Non solo lo vive al meglio perché lo conosce a fondo. Il tempo, lui, lo crea e lo plasma: e no, non si parla di fisica, di astrofisica o di relatività. Si parla del metodo di misurazione dello scorrere degli istanti più antico al mondo: quello realizzato fissando al suolo o su un muro un bastone o uno stilo. Giovanni Sogne, nato a Monza nel 1952, di mestiere progetta e dipinge meridiane.
Lei è uno gnomonista.
Sì, adesso sì. Ma non ci sono arrivato subito. Prima, ho lavorato per diversi anni alla ST-Microelectronics e, una volta trasferito a Feltre, ho trascorso quasi due decenni da dirigente del servizio informatica dell’Ussl di Feltre (l’Unità locale socio-sanitaria, ndr) dove, intanto, da Monza mi ero trasferito per amore. Ormai vent’anni fa la svolta: decido di mollare tutto e di dedicarmi a questa passione. Ricordo che all’epoca la notizia aveva fatto scalpore e il giornale locale, addirittura, mi aveva dedicato una locandina. Ero finito in tutte le edicole: “Dirigente dell’Ulss si licenzia per fare meridiane”, avevano scritto, o qualcosa del genere. Da quel momento non ho più smesso: la mia vita aveva bisogno di una svolta e di un lavoro creativo all’aria aperta.
Da dove nasce questa passione?
Dalla combinazione di altre mie passioni. Al fascino che ho sempre provato nei confronti dell’astronomia, che ho scoperto correndo in notturna e frequentando gruppi di astrofili, all’interesse che ho sempre coltivato per la pittura e la decorazione murale.
Quando ha realizzato la sua prima meridiana?
Inconsciamente, la prima l’ho fatta sui banchi di scuola, quando frequentavo il Mosè Bianchi. Ero iscritto a ragioneria, ma non era il mio forte. Per fortuna, poi, hanno aperto un corso per programmatori, così ho portato a termine gli studi con impegno e convinzione decisamente maggiori. Prima del Mosè, ho frequentato le medie alla Pascoli e, prima ancora, le elementari alla De Amicis: sono cresciuto tra l’oratorio del Carrobiolo, via Frisi e via Carlo Alberto.
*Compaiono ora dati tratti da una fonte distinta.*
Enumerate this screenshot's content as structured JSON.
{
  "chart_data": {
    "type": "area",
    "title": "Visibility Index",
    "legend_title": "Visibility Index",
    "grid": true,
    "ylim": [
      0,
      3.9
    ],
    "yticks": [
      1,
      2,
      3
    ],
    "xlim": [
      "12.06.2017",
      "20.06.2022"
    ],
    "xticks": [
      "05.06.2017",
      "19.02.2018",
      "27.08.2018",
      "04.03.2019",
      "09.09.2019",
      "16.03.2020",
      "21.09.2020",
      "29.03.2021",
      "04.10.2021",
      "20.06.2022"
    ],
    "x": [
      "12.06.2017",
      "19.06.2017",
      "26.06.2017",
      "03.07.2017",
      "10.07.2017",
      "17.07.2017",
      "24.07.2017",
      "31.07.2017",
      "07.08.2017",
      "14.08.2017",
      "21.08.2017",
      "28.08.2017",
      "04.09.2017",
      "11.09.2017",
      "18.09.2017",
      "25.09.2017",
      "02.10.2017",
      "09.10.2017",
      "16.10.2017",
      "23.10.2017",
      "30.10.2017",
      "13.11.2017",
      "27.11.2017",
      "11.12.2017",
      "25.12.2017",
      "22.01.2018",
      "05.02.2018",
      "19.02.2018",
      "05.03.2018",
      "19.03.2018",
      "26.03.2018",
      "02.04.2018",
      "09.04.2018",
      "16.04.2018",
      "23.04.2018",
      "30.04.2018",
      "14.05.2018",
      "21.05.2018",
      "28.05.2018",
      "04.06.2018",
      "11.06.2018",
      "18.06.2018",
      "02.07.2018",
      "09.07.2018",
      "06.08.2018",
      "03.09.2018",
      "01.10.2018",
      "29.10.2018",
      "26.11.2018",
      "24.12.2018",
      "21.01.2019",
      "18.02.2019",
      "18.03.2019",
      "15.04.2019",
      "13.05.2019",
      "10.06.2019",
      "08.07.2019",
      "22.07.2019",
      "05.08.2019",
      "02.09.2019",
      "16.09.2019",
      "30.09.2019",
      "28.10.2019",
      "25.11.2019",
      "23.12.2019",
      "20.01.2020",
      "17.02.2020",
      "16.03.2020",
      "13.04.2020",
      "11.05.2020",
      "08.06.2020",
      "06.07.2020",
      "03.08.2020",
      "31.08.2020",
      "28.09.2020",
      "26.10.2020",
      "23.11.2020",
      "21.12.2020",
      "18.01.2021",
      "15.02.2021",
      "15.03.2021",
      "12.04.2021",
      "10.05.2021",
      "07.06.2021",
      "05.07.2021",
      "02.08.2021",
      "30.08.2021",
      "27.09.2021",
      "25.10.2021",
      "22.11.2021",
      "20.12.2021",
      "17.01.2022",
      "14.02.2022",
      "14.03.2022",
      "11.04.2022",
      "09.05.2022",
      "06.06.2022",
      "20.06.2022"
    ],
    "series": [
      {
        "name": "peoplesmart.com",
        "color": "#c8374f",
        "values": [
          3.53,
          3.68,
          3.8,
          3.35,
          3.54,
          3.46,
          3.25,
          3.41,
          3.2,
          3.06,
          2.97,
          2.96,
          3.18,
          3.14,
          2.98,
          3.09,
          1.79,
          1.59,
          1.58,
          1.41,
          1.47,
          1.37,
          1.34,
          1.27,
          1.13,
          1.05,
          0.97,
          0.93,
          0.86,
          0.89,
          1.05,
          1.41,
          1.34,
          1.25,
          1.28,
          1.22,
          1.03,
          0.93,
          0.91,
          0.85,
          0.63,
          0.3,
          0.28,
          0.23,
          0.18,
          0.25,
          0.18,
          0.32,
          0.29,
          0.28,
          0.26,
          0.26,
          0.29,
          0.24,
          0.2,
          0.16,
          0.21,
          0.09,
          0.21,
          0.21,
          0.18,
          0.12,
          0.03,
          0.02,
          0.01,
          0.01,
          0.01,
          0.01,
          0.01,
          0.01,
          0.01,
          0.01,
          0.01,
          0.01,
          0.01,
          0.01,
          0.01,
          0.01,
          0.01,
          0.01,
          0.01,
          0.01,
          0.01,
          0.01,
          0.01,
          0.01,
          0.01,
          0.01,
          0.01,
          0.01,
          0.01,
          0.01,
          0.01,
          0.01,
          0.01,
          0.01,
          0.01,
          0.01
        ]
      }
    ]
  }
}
Alla mia città natale, dove ho vissuto fino ai trent’anni, sono ancora molto legato. Forse, anche, perché l’ho vissuta a fondo. Ho fatto sport alla Forti e Liberi, sono stato iscritto al Cai e ho frequentato alcuni corsi della Paolo Borsa, quando ancora era in Villa reale. A proposito di villa: lì, sull’ala nord, esiste una delle due meridiane presenti in città. L’altra è su una delle pareti di villa Archinto Pennati, in via Frisi. Dei quadranti solari esiste addirittura un censimento a livello nazionale. Però “meridiana” è improprio: meglio dire quadrante o orologio solare.
Quanti ne ha realizzati, lei?
Più di cento, ormai. Mi hanno chiamato dalla Francia, dall’Olanda, dalla Svizzera. Ho lavorato anche in parecchie regioni italiane: anche in Calabria, dove di orologi solari non ce n’era nemmeno uno, nonostante sia stata la patria di Pitagora. Al sud, però, il sole si dà per scontato: c’è praticamente sempre.
Una disciplina antichissima.
Una disciplina con cui l’uomo si cimenta da quando ha avuto cognizione di sé. Gli antichi dicevano che, così, si cercava di misurare l’incommensurabile. I primi grandi passi in avanti li hanno fatti i babilonesi.
Chi le chiede di realizzare una meridiana, adesso?
Negli anni ho notato un aumento di persone che si stanno avvicinando a ritmi di vita più naturali, più tradizionali: ritmi che gli antenati misuravano appunto così. E poi l’ora che segna la meridiana è speciale.
Cosa intende?
È l’ora di casa tua e questo è impagabile. Ed è l’ora vera, quella naturale appunto. Il tempo che misurano cellulari e orologi, per quanto preciso, è di massa. Per costruire una meridiana ci vuole tanto studio e tanto lavoro, oltre che una precisione al decimo di grado, l’applicazione delle corrette formule di trigonometria e l’utilizzo dei migliori materiali per le decorazioni. Mi piacerebbe realizzarne uno a Monza, nella mia città.
Ci torna spesso?
Almeno un paio di volte all’anno. A Monza devo tante cose: gli studi, le amicizie, i corsi alla scuola d’arte. Ultimamente l’ho vista un po’ cambiata: un po’ trascurata, meno sicura. E mi è dispiaciuto. Vorrei tornasse presto ai suoi antichi splendori.